We must go beyond advising people that they have a personal responsibility to stay safe. There are lots of ways we can reduce heat related illness, but the most powerful solutions acknowledge and address the structural inequalities that drive vulnerability.
It can be hard to know how dangerous a heatwave is going to be and what precautions we should take if we don’t understand how bad it’s going to be. Currently, it can be difficult for people to understand the difference between ‘Severe’ and ‘Extreme’ heatwaves (the current Bureau of Meteorology categorisations). By creating heatwave categories and a system for illustrating them, we can help communities, the media and decision makers better understand how we need to respond to a 35-40° heatwave as opposed to a 45-50° heatwave. We can also use a health-impact based system that integrates humidity and length of the heatwave to calculate risk. We use categories to describe cyclones and fire danger, and we should do the same for heatwaves. Categorisation will help businesses and government understand what services and policies need to be implemented to manage risk.
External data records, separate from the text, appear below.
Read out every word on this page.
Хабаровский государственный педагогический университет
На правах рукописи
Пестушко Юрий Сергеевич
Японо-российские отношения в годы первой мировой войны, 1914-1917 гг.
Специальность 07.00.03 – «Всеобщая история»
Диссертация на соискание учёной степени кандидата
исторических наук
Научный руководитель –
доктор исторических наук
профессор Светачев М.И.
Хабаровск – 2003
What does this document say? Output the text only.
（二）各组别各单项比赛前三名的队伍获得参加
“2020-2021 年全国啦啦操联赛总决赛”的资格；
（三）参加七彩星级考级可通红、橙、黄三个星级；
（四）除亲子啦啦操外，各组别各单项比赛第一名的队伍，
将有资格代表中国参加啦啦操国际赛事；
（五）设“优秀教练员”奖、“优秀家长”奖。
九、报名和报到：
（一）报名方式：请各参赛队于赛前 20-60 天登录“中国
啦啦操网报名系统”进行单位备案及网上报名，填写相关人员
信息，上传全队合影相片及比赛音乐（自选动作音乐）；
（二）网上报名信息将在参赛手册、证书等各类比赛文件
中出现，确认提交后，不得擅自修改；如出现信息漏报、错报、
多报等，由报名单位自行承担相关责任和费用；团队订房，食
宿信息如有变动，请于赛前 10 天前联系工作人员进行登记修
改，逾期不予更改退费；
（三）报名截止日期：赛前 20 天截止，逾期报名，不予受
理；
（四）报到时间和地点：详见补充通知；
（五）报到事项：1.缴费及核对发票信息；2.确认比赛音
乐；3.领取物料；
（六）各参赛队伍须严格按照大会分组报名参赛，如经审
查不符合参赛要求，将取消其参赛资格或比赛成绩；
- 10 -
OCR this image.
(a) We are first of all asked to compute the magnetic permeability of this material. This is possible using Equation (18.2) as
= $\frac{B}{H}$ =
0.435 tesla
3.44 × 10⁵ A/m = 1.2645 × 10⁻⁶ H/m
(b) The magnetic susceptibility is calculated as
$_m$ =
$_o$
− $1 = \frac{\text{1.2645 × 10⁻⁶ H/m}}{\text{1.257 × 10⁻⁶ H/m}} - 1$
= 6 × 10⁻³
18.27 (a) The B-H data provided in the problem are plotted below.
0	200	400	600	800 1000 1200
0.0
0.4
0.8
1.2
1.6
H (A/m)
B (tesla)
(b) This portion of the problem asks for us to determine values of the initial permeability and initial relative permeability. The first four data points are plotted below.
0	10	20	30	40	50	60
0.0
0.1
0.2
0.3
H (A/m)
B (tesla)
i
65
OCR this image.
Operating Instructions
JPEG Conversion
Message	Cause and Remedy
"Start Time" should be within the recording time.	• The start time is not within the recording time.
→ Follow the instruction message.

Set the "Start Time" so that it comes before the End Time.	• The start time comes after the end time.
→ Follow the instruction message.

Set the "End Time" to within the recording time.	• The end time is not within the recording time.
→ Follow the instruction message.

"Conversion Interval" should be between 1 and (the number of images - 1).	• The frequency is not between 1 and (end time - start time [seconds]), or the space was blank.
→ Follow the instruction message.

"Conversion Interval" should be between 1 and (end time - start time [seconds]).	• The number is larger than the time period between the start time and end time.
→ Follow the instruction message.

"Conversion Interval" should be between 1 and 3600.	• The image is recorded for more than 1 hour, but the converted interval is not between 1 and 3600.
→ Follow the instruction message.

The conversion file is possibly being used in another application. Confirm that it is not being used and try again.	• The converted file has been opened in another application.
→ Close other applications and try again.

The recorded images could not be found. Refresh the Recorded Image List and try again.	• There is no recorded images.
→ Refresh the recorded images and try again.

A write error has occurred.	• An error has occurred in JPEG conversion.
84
Heatwaves are called the ‘silent killer’ because their danger and impacts are widely under recognised. If we name heatwaves like storms, then we can increase awareness during dangerous periods. It will also give people the language and knowledge to see how summers are becoming more dangerous as the planet warms, and motivate people to take action to stop catastrophic climate change.
Read more about categorising and naming heatwaves from the Arsht-Rock centre here.
Giving people advice to stay cool when they live in hot homes, don’t have the resources to access cooling, can’t get to cooler places or need to work in the baking heat isn’t enough.
Advice to keep cool without the support to do it will be a death sentence.
We need to create the infrastructure, services and policies that support vulnerable and marginalised people during heatwaves.
- workplace safety measures so people aren’t working in unsafe conditions
- health outreach like checking in on vulnerable people
- additional resources for mental heath support
- funding to make sure people aren’t suffering in the heat because they’re afraid of big electricity bills
- rolling our renewable energy and energy efficiency programs to marginalised groups like public housing residents
- accessible local heat shelters and more.
Mobilising institutions, not just individuals, to act during heatwaves will keep more people safe.
How will we get there?
In Australia, the responsibility to keep people dafe during heatwaves is spread across every level of government and multiple departments. Local government is working directly with community members and are often the most aware of how extreme heat impacts their community. Unfortunately, there isn’t enough coordination or awareness at a state and federal level, so the resources and policies needed for heatwave safety aren’t being implemented.